Tuesday, November 07, 2006

Kline, Tiller, and O'Reilly Battle in Kansas

Human life is a key issue in the Kansas election today as Attorney General Phill Kline faces a tough reelection battle against Republican turned Democrat Paul Morrison.

Earlier this year, Kline won a court order against notorious late-term abortionist George Tiller and a Kansas City Planned Parenthood clinic--making them hand over medical records so Kline can investigate whether these abortionist violated state law by not reporting suspected cases of child rape and whether they violated state law by performing late term abortions on women whose lives were not in imminent danger.

On Friday, Bill O'Reilly revealed that he received records indicating that Tiller performed late term abortions on women who were "depressed"--clearly a violation of the late term law. And, these clinics have performed abortions on girls 10-15 and didn't report these cases to authorities--clearly a violation of child rape laws. Kline appeared on the next segment to substantiate O'Reilly's evidence.
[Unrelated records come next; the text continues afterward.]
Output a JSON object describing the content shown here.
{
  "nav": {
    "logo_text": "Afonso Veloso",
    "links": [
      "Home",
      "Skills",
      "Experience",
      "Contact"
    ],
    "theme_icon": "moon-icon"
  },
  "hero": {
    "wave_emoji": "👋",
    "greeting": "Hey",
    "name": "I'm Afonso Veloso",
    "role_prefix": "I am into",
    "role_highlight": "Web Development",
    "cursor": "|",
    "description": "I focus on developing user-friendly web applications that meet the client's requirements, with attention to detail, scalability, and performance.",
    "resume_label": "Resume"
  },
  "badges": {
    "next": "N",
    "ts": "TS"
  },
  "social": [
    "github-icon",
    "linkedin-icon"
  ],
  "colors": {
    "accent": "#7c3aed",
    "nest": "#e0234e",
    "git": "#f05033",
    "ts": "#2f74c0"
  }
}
Immediately, Tiller's lawyer claimed that it was Kline who illegally leaked the records to O'Reilly and went to the Kansas Supreme Court yesterday to take the records away from Kline's office.

I can understand why Tiller's lawyer is expressing outrage. He needs to divert attention from his client's shameful, evil, illegal activity. Sadly, this case shows how abortion advocates want absolutely no restrictions on abortion and will defend abortion under any circumstance. Tiller's lawyer can point the finger at Kline, but there's three fingers pointing back at him and his client--along with thousands of dead babies who cry out for justice.

Meanwhile, Dennis Boyles at OpinionJournal.com reports that Missouri billionaire James Stowers--the man behind the deceptive campaign to make human cloning legal in Missouri by adding an amendment to the state's constitution--has pumped $12 million into Kansas' campaign to ensure abortion access remains unfettered and to pave the way for embryonic stem cell research (which requires killing a fertilized human embryo).

Is there a lot at stake in today's Kansas election? You bet. Be sure you vote.